I hope that American Christians are also grateful for this freedom. Those who went to church today, did so of their own free will, according to their own conscience. They could choose the style of worship that appealed to them. They could dress up in special pastel Easter clothing or go in their jeans. They could go straight home and have dinner and quiet Bible readings with their families, believing that this is what God requires of them on a Sunday. They could also have joined atheists and Pagans and Jews at the zoo or movie theater or hockey game after church. They could have called today "Resurrection Sunday" because they think "Easter" is too Pagan, or laughed at people who believe that and led their children in an Easter egg hunt. Whatever their decisions, it was between them and God, not between them, God, and the State. Their celebrations flowed from joy and genuine felt belief, not fear and false forced piety.
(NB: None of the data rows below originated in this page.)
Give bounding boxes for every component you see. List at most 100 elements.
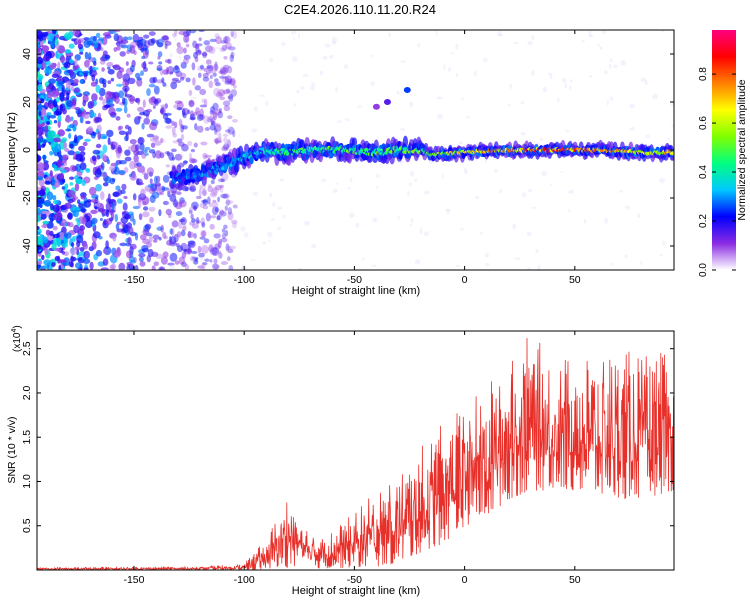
- snr-scale-label: (x104): [11, 325, 23, 352]
- spectrogram-noise-blob: [174, 30, 178, 36]
- spectrogram-noise-blob: [435, 30, 438, 36]
- spectrogram-noise-blob: [124, 167, 129, 173]
- spectrogram-noise-blob: [152, 239, 158, 243]
- spectrogram-noise-blob: [190, 213, 194, 220]
- spectrogram-noise-blob: [162, 82, 167, 87]
- spectrogram-noise-blob: [227, 248, 234, 254]
- spectrogram-noise-blob: [76, 219, 81, 227]
- spectrogram-noise-blob: [65, 128, 72, 132]
- spectrogram-noise-blob: [184, 248, 193, 253]
- spectrogram-noise-blob: [129, 139, 137, 145]
- spectrogram-noise-blob: [87, 199, 92, 203]
- spectrogram-noise-blob: [191, 256, 199, 260]
- spectrogram-noise-blob: [95, 84, 101, 94]
- spectrogram-noise-blob: [210, 179, 215, 185]
- spectrogram-noise-blob: [221, 146, 229, 152]
- spectrogram-noise-blob: [225, 199, 231, 206]
- spectrogram-noise-blob: [228, 93, 234, 102]
- spectrogram-noise-blob: [46, 121, 51, 125]
- spectrogram-noise-blob: [205, 70, 211, 75]
- spectrogram-noise-blob: [159, 267, 164, 270]
- spectrogram-noise-blob: [300, 86, 305, 90]
- spectrogram-noise-blob: [375, 173, 380, 178]
- spectrogram-noise-blob: [531, 35, 535, 40]
- spectrogram-noise-blob: [604, 217, 609, 224]
- spectrogram-noise-blob: [194, 85, 201, 91]
- spectrogram-noise-blob: [63, 232, 72, 239]
- spectrogram-noise-blob: [192, 40, 198, 49]
- spectrogram-noise-blob: [129, 160, 136, 170]
- spectrogram-noise-blob: [220, 178, 226, 183]
- spectrogram-noise-blob: [49, 114, 57, 119]
- spectrogram-noise-blob: [195, 45, 200, 54]
- spectrogram-noise-blob: [424, 190, 430, 195]
- spectrogram-noise-blob: [209, 223, 215, 230]
- spectrogram-noise-blob: [156, 67, 163, 71]
- spectrogram-noise-blob: [109, 165, 116, 172]
- spectrogram-noise-blob: [95, 183, 102, 192]
- spectrogram-noise-blob: [71, 242, 75, 248]
- snr-x-tick-label: -150: [123, 574, 144, 586]
- spectrogram-noise-blob: [153, 261, 159, 267]
- spectrogram-noise-blob: [72, 30, 80, 37]
- spectrogram-noise-blob: [102, 32, 111, 37]
- spectrogram-noise-blob: [69, 182, 74, 186]
- spectrogram-noise-blob: [214, 123, 222, 128]
- spectrogram-noise-blob: [163, 234, 167, 240]
- spectrogram-noise-blob: [96, 154, 101, 160]
- spectrogram-noise-blob: [144, 146, 151, 151]
- spectrogram-noise-blob: [173, 104, 179, 109]
- spectrogram-noise-blob: [188, 183, 196, 190]
- spectrogram-noise-blob: [205, 59, 212, 65]
- spectrogram-noise-blob: [174, 64, 179, 71]
- spectrogram-noise-blob: [560, 171, 564, 174]
- spectrogram-noise-blob: [217, 240, 222, 249]
- spectrogram-noise-blob: [311, 244, 317, 249]
- spectrogram-noise-blob: [498, 33, 504, 37]
- spectrogram-band-blob: [376, 147, 381, 151]
- spectrogram-noise-blob: [480, 231, 483, 236]
- spectrogram-noise-blob: [176, 42, 181, 48]
- spectrogram-noise-blob: [218, 178, 225, 183]
- spectrogram-noise-blob: [198, 252, 205, 258]
- spectrogram-noise-blob: [61, 250, 65, 255]
- spectrogram-noise-blob: [52, 233, 61, 239]
- spectrogram-y-tick-label: 20: [21, 96, 33, 108]
- spectrogram-panel: -150 -100 -50 0 50 -40 -20 0 20 40 Height of str…: [6, 29, 675, 297]
- spectrogram-noise-blob: [128, 95, 136, 102]
- spectrogram-noise-blob: [218, 210, 227, 217]
- spectrogram-noise-blob: [217, 108, 220, 113]
- spectrogram-noise-blob: [143, 67, 148, 72]
- spectrogram-noise-blob: [214, 122, 219, 127]
- spectrogram-noise-blob: [183, 248, 188, 253]
- colorbar-ticks: 0.0 0.2 0.4 0.6 0.8: [698, 67, 736, 277]
- spectrogram-noise-blob: [79, 79, 84, 84]
- spectrogram-noise-blob: [67, 212, 73, 220]
- spectrogram-noise-blob: [293, 36, 296, 41]
- spectrogram-noise-blob: [224, 80, 232, 85]
- spectrogram-noise-blob: [238, 134, 241, 137]
- spectrogram-noise-blob: [121, 183, 127, 191]
- spectrogram-noise-blob: [337, 120, 342, 123]
- snr-x-tick-label: -50: [347, 574, 362, 586]
- spectrogram-noise-blob: [570, 189, 574, 194]
- spectrogram-noise-blob: [117, 189, 123, 196]
- spectrogram-noise-blob: [222, 100, 231, 107]
- spectrogram-noise-blob: [181, 261, 187, 268]
- spectrogram-noise-blob: [103, 104, 111, 109]
- spectrogram-noise-blob: [56, 96, 60, 103]
- spectrogram-noise-blob: [437, 113, 443, 120]
- spectrogram-noise-blob: [135, 144, 140, 152]
- colorbar-gradient: [712, 30, 736, 270]
- spectrogram-noise-blob: [183, 160, 188, 166]
- spectrogram-noise-blob: [224, 68, 229, 74]
- spectrogram-noise-blob: [41, 108, 47, 117]
- spectrogram-noise-blob: [98, 96, 104, 101]
- spectrogram-noise-blob: [165, 67, 169, 75]
- spectrogram-noise-blob: [220, 237, 228, 243]
- spectrogram-noise-blob: [52, 225, 58, 231]
- spectrogram-noise-blob: [181, 251, 187, 259]
- spectrogram-noise-blob: [195, 43, 200, 49]
- spectrogram-noise-blob: [465, 115, 470, 119]
- spectrogram-noise-blob: [294, 102, 297, 107]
I think, no matter what some want us to believe, that this comes fairly close to what our Founding Parents wanted for us.

No matter what and how you believe, I'll see you at the Easter candy remainder bins tomorrow. I'll let you have the Cadbury's, but hands off my Robin's Eggs!

Links, links:

First of all, if you pray in any way to anyone(s), you might want to pray for Baja California, which was hit by an earthquake today. It was a real surprise when I saw tweets about it on Twitter around 6 pm EDT, but a real relief to read Californians' tweets.
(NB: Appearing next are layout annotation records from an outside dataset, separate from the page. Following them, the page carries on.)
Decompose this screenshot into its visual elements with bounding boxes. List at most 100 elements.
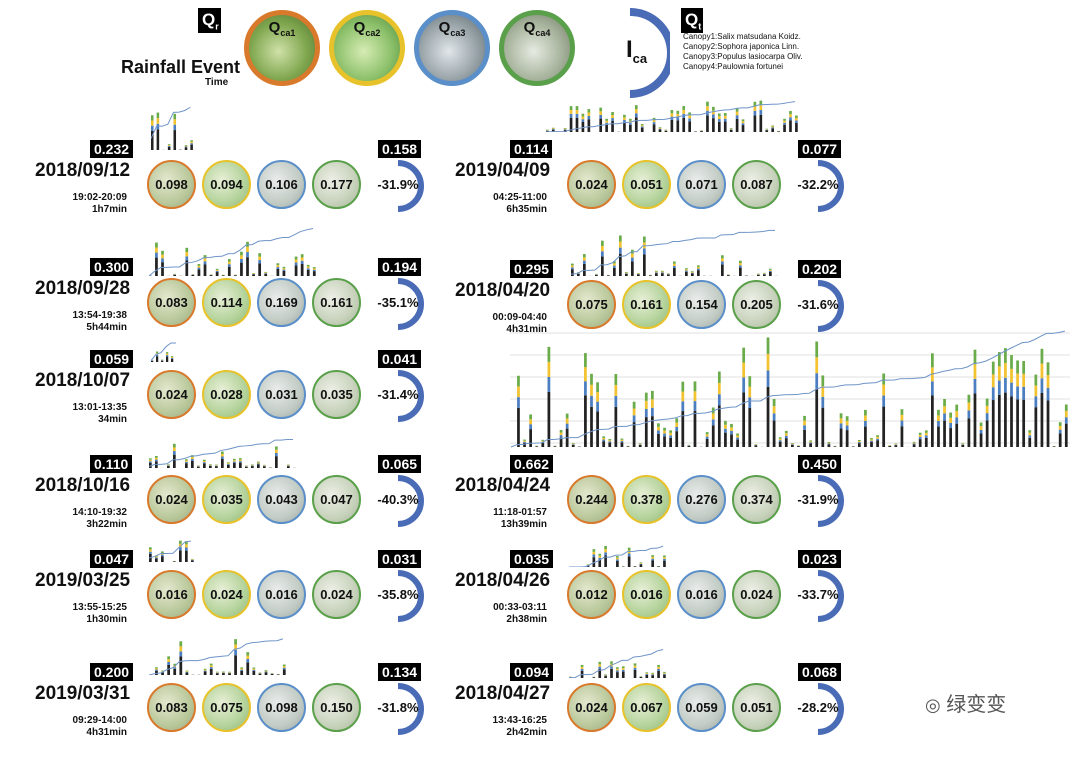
- rain-bar-segment: [554, 446, 557, 447]
- rain-bar-segment: [167, 662, 170, 665]
- rain-bar-segment: [961, 445, 964, 447]
- rain-bar-segment: [157, 113, 160, 119]
- rain-bar-segment: [161, 251, 164, 255]
- rain-bar-segment: [986, 399, 989, 406]
- ica-ring: -35.1%: [372, 278, 424, 330]
- rain-bar-segment: [992, 374, 995, 387]
- event-duration: 1h30min: [7, 614, 127, 626]
- rain-bar-segment: [216, 673, 219, 675]
- rain-bar-segment: [1047, 375, 1050, 388]
- qr-value: 0.114: [510, 140, 552, 158]
- rain-bar-segment: [657, 665, 660, 667]
- rain-bar-segment: [882, 407, 885, 447]
- rain-bar-segment: [240, 259, 243, 263]
- rain-bar-segment: [517, 386, 520, 397]
- rain-bar-segment: [643, 237, 646, 243]
- rain-bar-segment: [1016, 373, 1019, 386]
- rain-bar-segment: [759, 105, 762, 110]
- rain-bar-segment: [161, 551, 164, 553]
- rain-bar-segment: [706, 439, 709, 447]
- canopy1-value-circle: 0.083: [147, 278, 196, 327]
- rain-bar-segment: [639, 445, 642, 447]
- rain-bar-segment: [961, 444, 964, 445]
- rain-bar-segment: [613, 263, 616, 265]
- rain-bar-segment: [637, 274, 640, 276]
- rain-bar-segment: [523, 441, 526, 442]
- rain-bar-segment: [179, 646, 182, 651]
- canopy3-value-circle: 0.059: [677, 683, 726, 732]
- rain-bar-segment: [694, 411, 697, 447]
- rain-bar-segment: [712, 107, 715, 111]
- rain-bar-segment: [610, 666, 613, 668]
- rain-bar-segment: [828, 443, 831, 444]
- rain-bar-segment: [682, 110, 685, 114]
- qt-value: 0.065: [378, 455, 421, 473]
- rain-bar-segment: [216, 270, 219, 271]
- rain-bar-segment: [769, 269, 772, 270]
- rain-bar-segment: [882, 374, 885, 385]
- rain-bar-segment: [688, 446, 691, 447]
- event-duration: 6h35min: [427, 204, 547, 216]
- rain-bar-segment: [633, 402, 636, 409]
- rain-bar-segment: [925, 433, 928, 435]
- rain-bar-segment: [173, 275, 176, 276]
- rain-bar-segment: [576, 110, 579, 114]
- rain-bar-segment: [925, 438, 928, 447]
- rain-bar-segment: [730, 130, 733, 132]
- rain-bar-segment: [198, 264, 201, 266]
- canopy4-value-circle: 0.035: [312, 370, 361, 419]
- rain-bar-segment: [593, 677, 596, 678]
- rain-bar-segment: [277, 267, 280, 269]
- rain-bar-segment: [730, 129, 733, 130]
- rain-bar-segment: [168, 145, 171, 146]
- ica-ring: -31.9%: [792, 475, 844, 527]
- rainfall-mini-chart: [148, 637, 288, 675]
- rain-bar-segment: [186, 672, 189, 673]
- rain-bar-segment: [791, 444, 794, 445]
- event-time-range: 04:25-11:00: [427, 192, 547, 204]
- rain-bar-segment: [301, 254, 304, 257]
- rain-bar-segment: [641, 126, 644, 127]
- rain-bar-segment: [174, 125, 177, 130]
- rain-bar-segment: [754, 115, 757, 132]
- rain-bar-segment: [227, 465, 230, 468]
- rain-bar-segment: [198, 268, 201, 270]
- event-duration: 2h38min: [427, 614, 547, 626]
- rain-bar-segment: [1065, 424, 1068, 447]
- rain-bar-segment: [1028, 433, 1031, 436]
- rain-bar-segment: [694, 381, 697, 391]
- rain-bar-segment: [155, 243, 158, 248]
- rain-bar-segment: [197, 467, 200, 468]
- rain-bar-segment: [623, 117, 626, 120]
- rain-bar-segment: [712, 425, 715, 447]
- rain-bar-segment: [671, 113, 674, 116]
- rain-bar-segment: [151, 361, 153, 362]
- rain-bar-segment: [691, 271, 694, 272]
- rain-bar-segment: [846, 430, 849, 447]
- rain-bar-segment: [604, 675, 607, 676]
- rain-bar-segment: [718, 383, 721, 394]
- canopy2-value-circle: 0.035: [202, 475, 251, 524]
- rain-bar-segment: [681, 401, 684, 411]
- rain-bar-segment: [712, 419, 715, 425]
- rain-bar-segment: [640, 677, 643, 678]
- canopy3-value-circle: 0.031: [257, 370, 306, 419]
- qt-value: 0.194: [378, 258, 421, 276]
- rain-bar-segment: [789, 111, 792, 114]
- rain-bar-segment: [673, 268, 676, 276]
- rain-bar-segment: [645, 673, 648, 674]
- rain-bar-segment: [980, 426, 983, 430]
- rain-bar-segment: [712, 114, 715, 118]
- rain-bar-segment: [564, 129, 567, 130]
- rain-bar-segment: [661, 271, 664, 272]
- rain-bar-segment: [257, 464, 260, 468]
- rain-bar-segment: [974, 379, 977, 394]
- rain-bar-segment: [663, 674, 666, 675]
- rain-bar-segment: [1053, 446, 1056, 447]
- canopy3-header-circle: Qca3: [414, 10, 490, 86]
- rain-bar-segment: [216, 271, 219, 272]
- rain-bar-segment: [876, 435, 879, 437]
- rain-bar-segment: [730, 427, 733, 430]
Timothy Kincaid of Box Turtle Bulletin explains in a wonderfully clear, calm, and reasoned style exactly why even the kindest, best-intentioned, prettiest-sounding attempts by conservative Christians to "reach" LGBT people upset us.
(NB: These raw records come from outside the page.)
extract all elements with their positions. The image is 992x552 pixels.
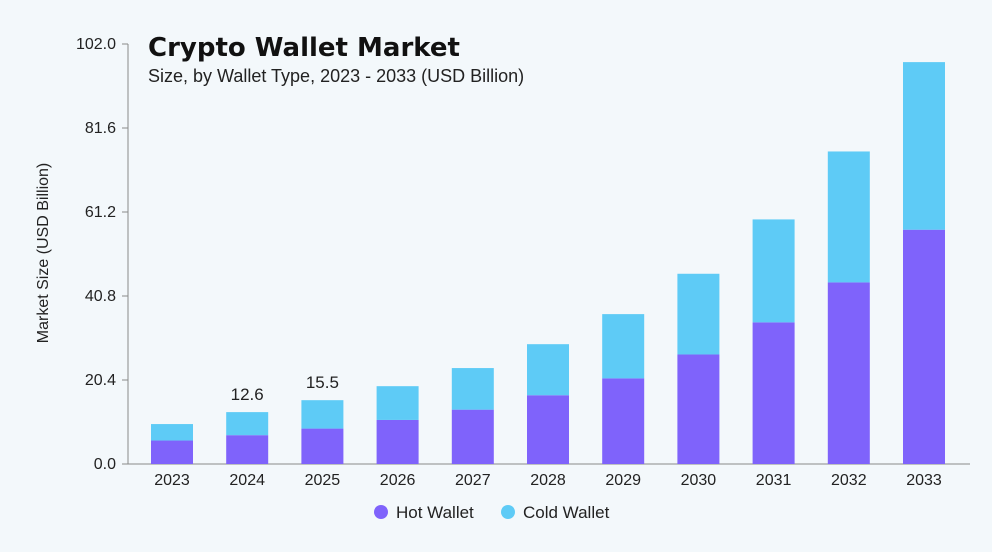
bar-hot-wallet-2025 — [301, 428, 344, 464]
y-ticks: 0.0 20.4 40.8 61.2 81.6 102.0 — [76, 36, 128, 473]
y-tick-label: 40.8 — [85, 288, 116, 305]
data-labels: 12.6 15.5 — [231, 373, 339, 404]
x-tick-label: 2031 — [756, 472, 792, 489]
x-tick-label: 2032 — [831, 472, 867, 489]
bar-hot-wallet-2033 — [903, 229, 945, 464]
x-tick-label: 2027 — [455, 472, 491, 489]
bar-cold-wallet-2028 — [527, 344, 569, 396]
bar-cold-wallet-2024 — [226, 412, 269, 436]
legend-hot-wallet-marker — [374, 505, 388, 519]
x-tick-label: 2023 — [154, 472, 190, 489]
x-tick-label: 2024 — [229, 472, 265, 489]
bar-cold-wallet-2023 — [151, 424, 193, 441]
bar-hot-wallet-2027 — [451, 409, 494, 464]
bar-hot-wallet-2032 — [827, 282, 870, 464]
bars — [151, 62, 945, 464]
x-tick-label: 2029 — [605, 472, 641, 489]
bar-hot-wallet-2028 — [527, 395, 569, 464]
y-tick-label: 81.6 — [85, 120, 116, 137]
bar-cold-wallet-2031 — [752, 219, 795, 323]
x-ticks: 2023 2024 2025 2026 2027 2028 2029 2030 2031 2032… — [154, 472, 942, 489]
bar-cold-wallet-2030 — [677, 273, 720, 355]
bar-cold-wallet-2029 — [602, 314, 645, 379]
bar-hot-wallet-2029 — [602, 378, 645, 464]
x-tick-label: 2028 — [530, 472, 566, 489]
bar-cold-wallet-2027 — [451, 368, 494, 410]
x-tick-label: 2025 — [305, 472, 341, 489]
y-tick-label: 61.2 — [85, 204, 116, 221]
bar-hot-wallet-2030 — [677, 354, 720, 464]
legend: Hot Wallet Cold Wallet — [374, 503, 610, 522]
legend-cold-wallet-label: Cold Wallet — [523, 503, 610, 522]
bar-hot-wallet-2031 — [752, 322, 795, 464]
chart-title: Crypto Wallet Market — [148, 33, 460, 63]
bar-cold-wallet-2032 — [827, 151, 870, 283]
data-label-2025: 15.5 — [306, 373, 339, 392]
bar-hot-wallet-2026 — [376, 419, 419, 464]
y-axis-label: Market Size (USD Billion) — [35, 163, 52, 343]
x-tick-label: 2026 — [380, 472, 416, 489]
bar-hot-wallet-2023 — [151, 440, 193, 464]
data-label-2024: 12.6 — [231, 385, 264, 404]
bar-cold-wallet-2033 — [903, 62, 945, 230]
y-tick-label: 0.0 — [94, 456, 116, 473]
legend-cold-wallet-marker — [501, 505, 515, 519]
legend-hot-wallet-label: Hot Wallet — [396, 503, 474, 522]
bar-hot-wallet-2024 — [226, 435, 269, 464]
chart-subtitle: Size, by Wallet Type, 2023 - 2033 (USD B… — [148, 66, 524, 86]
x-tick-label: 2033 — [906, 472, 942, 489]
y-tick-label: 102.0 — [76, 36, 116, 53]
y-tick-label: 20.4 — [85, 372, 116, 389]
bar-cold-wallet-2025 — [301, 400, 344, 429]
bar-cold-wallet-2026 — [376, 386, 419, 420]
x-tick-label: 2030 — [681, 472, 717, 489]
Finally, the Dixie Chicks have released a terrific song dealing bluntly with the effects of homophobia.

4 comments:

Jen R said...

I was at the grocery store at 5pm today and tried to score some half-price candy, but no luck. I suppose that was pushing it a little.

I don't know if you saw my tweet, but Mary KD and I have a project going that I think you might be interested in: http://www.allourlives.org/

BostonPobble said...

I...acknowledge...Easter. It's the only Christian holiday I still do and it is out of respect for my father. He lived and died a devout and hugely liberal Christian. For him, today is the day that promises he and I will see each other again. For me, as you know, it's more than about a day. However, I realize how important today was to him, so I acknowledge it, and give thanks for the knowledge that we'll play cribbage again. :)

Raven said...

Very well said. I am a lone Pagan in a family of Catholics so I usually celebrate my Sabbats in a solitary ritual and then with my family on the Christian holidays. It's not a bad thing, I think, to be able to celebrate twice. I just hope we are able to keep this religious freedom when there are so many out there that wish to eradicate all those who don't worship as they do.

I'm glad you had a lovely weekend. You deserve it. :-)

Hugs,

Raven

Anonymous said...

I know it's hard to be a minority - as an atheist, that's how I feel in North America. This is a change for me since in France, I felt I belonged to a vast majority of non-believers, agnostic or lapsed-whatever.

I both admire and hate the way North Americans believe, no matter in what. I'm sorry, I know it doesn't sound very tolerant! I guess what surprises me the most is the fact there are so many beliefs (most unknown to me, I admit) and the fact that all in all, religion is quite a big deal.

I'm still very French when it comes to religion, I believe it's a private matter. Culture shock, I guess.

But now, you got me curious on Wicca!